In deze bijlage worden de processen die getoetst zijn nader toegelicht
en wordt ingegaan op de toetsingscriteria. De Inspectie OOV wil weten of
de processen bedrijfszeker, effectief en tijdig worden opgestart en
uitgevoerd en normeert daarvoor bepaalde prestaties / activiteiten op
basis van het regionale ambitie niveau, de concept basisvereisten en
‘common practice’.

Kritische processen

Processen Melding, alarmering en opschaling

Het doel van het proces Opschaling is om steeds zoveel mogelijk de
juiste hoeveelheid bestrijdingspotentieel (mensen en middelen)
beschikbaar te hebben om een ramp of crisis optimaal te bestrijden. De
totale organisatie die nodig is, moet door middel van opschaling worden
opgebouwd. Behalve een toename van mensen en middelen is bij opschaling
dan ook sprake van een verandering van de structuur; de werkprocessen en
procedures naar een op grootschalige incidenten afgestemde vorm. De
opschaling is voltooid als de hoofdstructuur en alle inhoudelijke
processen volledig functioneren.

Het proces Opschaling omvat alle activiteiten gericht op het
bedrijfszeker, effectief en tijdig veranderen van het functioneren van
de parate en gemeentelijke diensten vanuit de dagelijkse situatie
(basiszorg) naar Ă©Ă©n (regionale) operationele en bestuurlijke
bestrijdingsorganisatie.
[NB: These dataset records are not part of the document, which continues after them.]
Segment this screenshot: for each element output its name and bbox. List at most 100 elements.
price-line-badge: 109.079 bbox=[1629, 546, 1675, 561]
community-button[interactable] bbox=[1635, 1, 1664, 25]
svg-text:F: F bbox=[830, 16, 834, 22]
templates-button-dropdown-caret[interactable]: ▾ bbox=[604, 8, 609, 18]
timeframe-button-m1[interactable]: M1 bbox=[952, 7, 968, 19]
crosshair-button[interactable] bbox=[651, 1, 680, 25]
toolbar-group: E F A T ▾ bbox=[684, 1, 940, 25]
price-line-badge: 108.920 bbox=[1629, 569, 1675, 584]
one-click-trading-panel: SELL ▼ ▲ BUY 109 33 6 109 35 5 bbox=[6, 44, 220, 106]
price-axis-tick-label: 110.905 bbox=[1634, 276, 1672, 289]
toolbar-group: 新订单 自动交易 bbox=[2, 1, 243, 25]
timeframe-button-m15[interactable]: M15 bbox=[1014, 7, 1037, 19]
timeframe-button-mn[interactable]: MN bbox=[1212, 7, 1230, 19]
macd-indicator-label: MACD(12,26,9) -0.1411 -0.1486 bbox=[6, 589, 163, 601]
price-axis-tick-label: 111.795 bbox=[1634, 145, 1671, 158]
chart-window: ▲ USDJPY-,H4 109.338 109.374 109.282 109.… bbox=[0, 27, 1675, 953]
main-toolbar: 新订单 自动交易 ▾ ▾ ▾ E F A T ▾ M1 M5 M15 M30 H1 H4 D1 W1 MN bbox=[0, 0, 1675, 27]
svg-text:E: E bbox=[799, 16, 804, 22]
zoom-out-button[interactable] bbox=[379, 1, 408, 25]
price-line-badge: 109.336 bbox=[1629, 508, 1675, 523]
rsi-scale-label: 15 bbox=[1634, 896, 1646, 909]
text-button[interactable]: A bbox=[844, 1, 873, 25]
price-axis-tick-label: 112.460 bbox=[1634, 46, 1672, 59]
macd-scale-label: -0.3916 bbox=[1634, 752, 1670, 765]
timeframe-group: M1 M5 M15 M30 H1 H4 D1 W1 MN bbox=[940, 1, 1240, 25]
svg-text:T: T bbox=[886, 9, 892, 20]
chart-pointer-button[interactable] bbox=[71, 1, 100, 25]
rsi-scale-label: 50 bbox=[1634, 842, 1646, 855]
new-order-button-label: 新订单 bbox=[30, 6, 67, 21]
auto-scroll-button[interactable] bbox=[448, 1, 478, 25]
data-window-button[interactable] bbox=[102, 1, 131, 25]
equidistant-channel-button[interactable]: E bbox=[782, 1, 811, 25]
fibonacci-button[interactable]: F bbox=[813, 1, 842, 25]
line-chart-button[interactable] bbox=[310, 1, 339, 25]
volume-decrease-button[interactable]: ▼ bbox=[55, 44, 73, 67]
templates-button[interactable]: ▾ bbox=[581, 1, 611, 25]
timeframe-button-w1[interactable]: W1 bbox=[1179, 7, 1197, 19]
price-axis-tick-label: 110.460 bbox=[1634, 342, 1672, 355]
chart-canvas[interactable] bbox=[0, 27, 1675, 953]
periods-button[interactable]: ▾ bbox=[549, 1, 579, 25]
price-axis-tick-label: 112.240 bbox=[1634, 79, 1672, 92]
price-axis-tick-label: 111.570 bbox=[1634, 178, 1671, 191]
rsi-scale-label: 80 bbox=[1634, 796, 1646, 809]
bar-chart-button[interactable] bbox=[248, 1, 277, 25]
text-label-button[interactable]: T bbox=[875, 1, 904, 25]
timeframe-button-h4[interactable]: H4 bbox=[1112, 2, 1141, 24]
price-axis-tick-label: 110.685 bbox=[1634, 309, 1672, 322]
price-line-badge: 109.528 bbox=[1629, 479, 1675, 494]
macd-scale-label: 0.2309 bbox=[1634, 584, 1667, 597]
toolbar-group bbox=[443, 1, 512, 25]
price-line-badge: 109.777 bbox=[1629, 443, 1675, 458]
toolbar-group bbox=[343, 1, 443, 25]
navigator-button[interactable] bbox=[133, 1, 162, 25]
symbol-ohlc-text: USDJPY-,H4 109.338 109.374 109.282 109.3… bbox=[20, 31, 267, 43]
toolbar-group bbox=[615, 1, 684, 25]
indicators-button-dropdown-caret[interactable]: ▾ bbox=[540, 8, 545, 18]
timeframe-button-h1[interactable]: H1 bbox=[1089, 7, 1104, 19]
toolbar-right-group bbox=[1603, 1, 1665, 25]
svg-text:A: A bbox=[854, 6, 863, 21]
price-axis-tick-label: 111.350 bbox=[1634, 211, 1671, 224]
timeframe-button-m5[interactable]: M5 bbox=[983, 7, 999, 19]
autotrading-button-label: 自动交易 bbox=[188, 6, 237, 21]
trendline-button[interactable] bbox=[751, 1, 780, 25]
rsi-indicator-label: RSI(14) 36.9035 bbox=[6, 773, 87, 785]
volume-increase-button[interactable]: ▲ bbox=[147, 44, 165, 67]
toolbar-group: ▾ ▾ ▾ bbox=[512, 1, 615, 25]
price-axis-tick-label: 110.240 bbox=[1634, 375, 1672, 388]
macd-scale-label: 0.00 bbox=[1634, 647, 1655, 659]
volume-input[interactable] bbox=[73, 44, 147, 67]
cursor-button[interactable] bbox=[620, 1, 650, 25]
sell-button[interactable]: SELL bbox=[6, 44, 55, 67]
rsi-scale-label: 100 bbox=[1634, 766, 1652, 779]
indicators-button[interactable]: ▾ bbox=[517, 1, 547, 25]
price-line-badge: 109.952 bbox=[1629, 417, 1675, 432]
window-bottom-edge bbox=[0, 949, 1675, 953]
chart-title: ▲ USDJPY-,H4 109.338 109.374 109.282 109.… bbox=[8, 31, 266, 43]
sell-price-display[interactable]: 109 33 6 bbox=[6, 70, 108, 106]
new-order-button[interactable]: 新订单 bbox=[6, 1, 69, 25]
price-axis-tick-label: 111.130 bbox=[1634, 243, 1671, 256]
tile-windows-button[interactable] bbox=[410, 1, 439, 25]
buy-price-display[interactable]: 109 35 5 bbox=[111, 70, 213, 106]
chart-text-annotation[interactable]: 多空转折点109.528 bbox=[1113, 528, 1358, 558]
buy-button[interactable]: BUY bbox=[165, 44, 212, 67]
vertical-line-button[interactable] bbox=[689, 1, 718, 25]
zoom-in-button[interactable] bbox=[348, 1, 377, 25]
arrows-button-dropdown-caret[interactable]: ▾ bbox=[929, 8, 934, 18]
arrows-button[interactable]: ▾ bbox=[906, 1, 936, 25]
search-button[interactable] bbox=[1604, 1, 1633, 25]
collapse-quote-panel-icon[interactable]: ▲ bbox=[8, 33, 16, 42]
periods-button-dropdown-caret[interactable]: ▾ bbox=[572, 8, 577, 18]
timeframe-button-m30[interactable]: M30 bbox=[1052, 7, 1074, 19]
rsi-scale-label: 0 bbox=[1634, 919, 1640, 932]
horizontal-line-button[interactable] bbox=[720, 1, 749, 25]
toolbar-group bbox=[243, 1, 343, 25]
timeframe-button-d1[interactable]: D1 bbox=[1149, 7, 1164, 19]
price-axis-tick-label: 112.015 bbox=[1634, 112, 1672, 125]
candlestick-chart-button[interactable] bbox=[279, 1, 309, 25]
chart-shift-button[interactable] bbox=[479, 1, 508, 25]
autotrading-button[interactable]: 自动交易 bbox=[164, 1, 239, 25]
Onder dit proces valt ook het effectueren van
de intergemeentelijke, interregionale en landelijke bijstand en overige
ondersteuning.

Het doel van het proces Melding en alarmering is het verkrijgen, (zo
mogelijk) verifiëren en combineren van de essentiële gegevens van een
incident, het beoordelen van de gegevens, die vertalen naar de initiële
hulp- en inzetbehoefte en het zo snel en effectief mogelijk beschikbaar
maken van die hulp.

Het proces Melding en alarmering omvat alle activiteiten gericht op het
bedrijfszeker, effectief en tijdig aannemen, verwerken en registreren
van de gegevens over het incident (aanname) en het alarmeren en/of
informeren van de juiste eenheden, functionarissen, instanties en andere
hulpbronnen (uitgifte).

Procesprestaties zijn onder andere:

essentiële gegevens die melders over het incident kunnen geven, zijn
tijdig in het GeĂŻntegreerd Meldkamer Systeem (GMS) vastgelegd;

noodzakelijke gegevens, waaronder gegevens uit het Geografisch
Informatie Systeem (GIS), zijn tijdig beschikbaar als input;

op basis van de beschikbare gegevens is de juiste initiële hulp- en
inzetbehoefte bepaald, zo snel mogelijk gealarmeerd en komt zo effectief
mogelijk beschikbaar;

het alarmeren van de sleutelfunctionarissen start zo snel mogelijk;

de alarmering en opkomst van de sleutelfunctionarissen is voldoende
bedrijfszeker en vindt plaats binnen de daarvoor vastgestelde
tijdsnormen;

de opschaling van bijstand ten behoeve van de hoofdstructuur en van de
inhoudelijke processen vindt zo snel mogelijk plaats;

het actuele niveau van de opschaling en de status van het gealarmeerde /
opkomende potentieel wordt voortdurend in het totaalbeeld
geactualiseerd;

Gecoördineerde Regionale Incidentenbestrijdings Procedure (GRIP) is
multidisciplinair afgestemd. GRIP-opschalingen worden multidisciplinair
gevolgd.

Proces Leiding en coördinatie

Het doel van het proces Leiding en coördinatie is het zo optimaal
mogelijk bestrijden van een grootschalig incident. Het moet voorzien in
de inzet (van mensen, middelen en structuren) en het leveren van de
‘bestrijdingsprestaties’ door een effectieve aansturing van alle
betrokken diensten, sleutelfunctionarissen en eenheden te waarborgen.
Effectief wil in deze context zeggen dat het totale potentieel - dat op
een bepaald moment aanwezig is - zodanig en in onderlinge afstemming
wordt ingezet, dat de noodzakelijke bestrijdings- en ondersteunende
activiteiten zo snel en effectief mogelijk en in de juiste
prioriteitsvolgorde worden uitgevoerd. Dit met een zo beperkt mogelijk
risico voor de bestrijders en derden.

Het proces Leiding en coördinatie behelst voor alle disciplines
(horizontaal) en voor alle niveaus (verticaal) het in onderlinge
samenhang vaststellen van de wijze van bestrijden van het incident
(besluitvorming), het coördineren van en leiding geven aan de
feitelijke bestrijding c.q. aan de inhoudelijke
rampbestrijdingsprocessen, het monitoren van de resultaten en het op
basis hiervan beoordelen en bijstellen van de bestrijding.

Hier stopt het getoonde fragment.